Debate continues over abortion controversy

A teenage girl's decision to have her school organise an abortion for her without letting her parents know has sparked sharp debate between pro-choice and pro-life groups.

Arguments about whether the school's actions were appropriate flared after a report of a woman's horror that her 16-year-old daughter was able to have an abortion arranged by a school counsellor with no parental input.

Pro-choice group, Mothers for Choice, said it was essential young women had the right to access abortions without their parents' consent, and with as much support as possible from within their schools.

"As parents, we know how important it is to have open dialogue with our children about important events in their lives," spokeswoman Rebecca Matthews said.

"But we need to balance that with the ability of our children to access the medical and counselling support they need when they find themselves facing an unwanted pregnancy."

Young women patients had the same right to privacy about their medical care as adult women, and the law needed to protect those girls from any coercion or abuse regarding their decisions -- and especially from any abuse within the home, Ms Matthews said.

Abortion Law Reform Association of New Zealand (Alranz) president Dr Morgan Healey agreed, saying the privacy laws were implemented to protect vulnerable girls, and that most who had an abortion did tell their parents.

The matter was last debated by Parliament in 2004 and, at the time, Alranz said only one out of 25 girls aged 13 and 14 who had had an abortion at a Wellington clinic in 2003 had not told a trusted adult, and that was because of a history of family violence.
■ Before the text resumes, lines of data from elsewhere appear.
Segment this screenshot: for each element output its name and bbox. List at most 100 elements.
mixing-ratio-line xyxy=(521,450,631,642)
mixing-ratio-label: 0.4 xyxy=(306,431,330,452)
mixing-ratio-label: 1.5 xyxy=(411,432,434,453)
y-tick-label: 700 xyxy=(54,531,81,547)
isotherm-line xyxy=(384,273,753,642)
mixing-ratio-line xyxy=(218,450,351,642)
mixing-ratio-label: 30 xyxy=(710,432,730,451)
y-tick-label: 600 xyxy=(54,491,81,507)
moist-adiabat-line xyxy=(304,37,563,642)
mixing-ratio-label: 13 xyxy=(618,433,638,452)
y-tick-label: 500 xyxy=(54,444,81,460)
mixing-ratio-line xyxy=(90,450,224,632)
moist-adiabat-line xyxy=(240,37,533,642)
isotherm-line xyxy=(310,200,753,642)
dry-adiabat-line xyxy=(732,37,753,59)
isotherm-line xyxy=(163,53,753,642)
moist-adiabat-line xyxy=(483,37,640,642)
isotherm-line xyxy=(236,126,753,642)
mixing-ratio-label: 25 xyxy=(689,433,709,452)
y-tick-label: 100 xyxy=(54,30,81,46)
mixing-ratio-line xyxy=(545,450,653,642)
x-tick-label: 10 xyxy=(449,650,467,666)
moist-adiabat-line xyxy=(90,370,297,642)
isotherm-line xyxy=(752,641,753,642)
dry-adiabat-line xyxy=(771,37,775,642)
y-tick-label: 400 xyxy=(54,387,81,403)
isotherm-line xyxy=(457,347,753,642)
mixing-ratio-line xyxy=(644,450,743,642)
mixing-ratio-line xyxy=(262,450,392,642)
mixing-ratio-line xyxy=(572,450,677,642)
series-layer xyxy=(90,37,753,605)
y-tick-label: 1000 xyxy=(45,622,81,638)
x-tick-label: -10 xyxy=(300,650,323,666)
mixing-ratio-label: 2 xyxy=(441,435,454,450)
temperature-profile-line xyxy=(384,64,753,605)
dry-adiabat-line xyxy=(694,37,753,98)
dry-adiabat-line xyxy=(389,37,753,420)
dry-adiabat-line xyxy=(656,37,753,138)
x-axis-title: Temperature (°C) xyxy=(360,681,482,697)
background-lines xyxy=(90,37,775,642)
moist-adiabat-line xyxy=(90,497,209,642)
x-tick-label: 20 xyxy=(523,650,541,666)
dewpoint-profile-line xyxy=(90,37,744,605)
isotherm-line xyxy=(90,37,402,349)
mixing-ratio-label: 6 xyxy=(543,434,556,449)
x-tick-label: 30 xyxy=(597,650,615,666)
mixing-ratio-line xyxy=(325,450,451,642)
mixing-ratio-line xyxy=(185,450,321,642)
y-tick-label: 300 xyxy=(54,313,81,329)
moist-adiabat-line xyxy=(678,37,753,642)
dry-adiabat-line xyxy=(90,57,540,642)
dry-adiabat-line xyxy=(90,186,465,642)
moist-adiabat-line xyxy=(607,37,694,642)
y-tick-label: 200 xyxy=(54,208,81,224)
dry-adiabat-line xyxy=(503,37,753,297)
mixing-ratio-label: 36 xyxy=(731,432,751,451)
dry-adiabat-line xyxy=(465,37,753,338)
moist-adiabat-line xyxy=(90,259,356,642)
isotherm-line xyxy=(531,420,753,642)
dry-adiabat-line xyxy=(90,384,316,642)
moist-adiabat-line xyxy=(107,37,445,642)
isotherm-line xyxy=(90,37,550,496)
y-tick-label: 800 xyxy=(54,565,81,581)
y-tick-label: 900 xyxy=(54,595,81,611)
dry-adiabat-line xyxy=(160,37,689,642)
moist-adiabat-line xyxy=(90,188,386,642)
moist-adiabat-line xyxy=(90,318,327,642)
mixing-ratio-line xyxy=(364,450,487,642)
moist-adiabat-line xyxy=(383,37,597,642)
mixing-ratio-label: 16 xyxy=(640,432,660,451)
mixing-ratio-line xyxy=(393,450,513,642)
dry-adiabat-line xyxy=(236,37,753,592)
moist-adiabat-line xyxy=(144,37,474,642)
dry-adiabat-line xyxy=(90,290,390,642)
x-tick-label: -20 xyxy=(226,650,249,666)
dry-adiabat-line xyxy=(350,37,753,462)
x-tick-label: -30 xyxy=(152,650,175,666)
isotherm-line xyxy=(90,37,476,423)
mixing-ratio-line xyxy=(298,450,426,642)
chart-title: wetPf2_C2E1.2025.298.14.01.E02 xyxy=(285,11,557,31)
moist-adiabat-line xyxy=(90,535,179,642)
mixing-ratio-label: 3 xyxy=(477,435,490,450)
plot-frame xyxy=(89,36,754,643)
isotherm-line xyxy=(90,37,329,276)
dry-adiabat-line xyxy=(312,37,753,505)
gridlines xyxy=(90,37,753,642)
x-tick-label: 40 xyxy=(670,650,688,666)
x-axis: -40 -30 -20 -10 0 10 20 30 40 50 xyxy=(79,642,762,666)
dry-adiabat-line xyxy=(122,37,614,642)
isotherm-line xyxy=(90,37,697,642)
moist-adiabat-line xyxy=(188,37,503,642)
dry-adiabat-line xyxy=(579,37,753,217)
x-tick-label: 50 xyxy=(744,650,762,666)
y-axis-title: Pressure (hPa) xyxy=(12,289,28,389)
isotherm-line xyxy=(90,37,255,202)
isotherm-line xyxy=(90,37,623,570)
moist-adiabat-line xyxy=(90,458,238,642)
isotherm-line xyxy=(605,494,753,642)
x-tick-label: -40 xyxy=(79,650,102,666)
"These laws are in place to protect the most vulnerable of girls, who would further endanger themselves should they be forced to seek approval from a parent or guardian. However, girls are encouraged by health-care professionals to tell their parents.

"Unfortunately, given the stigma surrounding abortion in this country, women of all ages tend to keep their decision as secretive as possible."

However, a private counsellor is accusing schools of ignorance and arrogance by not telling parents when their daughters are planning an abortion.

By law, females of any age can have an abortion and many school counsellors believe the Privacy Act prevents them from telling teens' parents.

But Steve Taylor, the director of a private counselling practice in Auckland, said the Code of Ethics allowed exceptions to client confidentiality in certain circumstances.

"For any counsellor (in the absence of a disclosure of severe parental abuse or abject neglect) to even briefly consider that they hold more authority in a decision for a young person than the young person's own parents is either personally ignorant, or professionally arrogant on behalf of the counsellor -- probably both."

A Family First-commissioned poll last year found 79 percent of people supported parental notification when a daughter was considering an abortion.

The poll surveyed 1000 people, with only 12 percent saying parents should not be told, while 9 percent did not know.

"This is a very strong response, and is a rebuke to the politicians in 2004 who chose to exclude parents from this process when debating the provision in the Care of Children Bill," Family First national director Bob McCoskrie said.

"The law currently means that while a parent has to sign a letter for their daughter to go on a school trip to the zoo or to play in the netball team, they are totally excluded from any knowledge or granting of permission for that same child to be put on the pill, have a vaccine, or have a surgical abortion."

The poll was conducted last March and had a margin of error of 3.2 percent.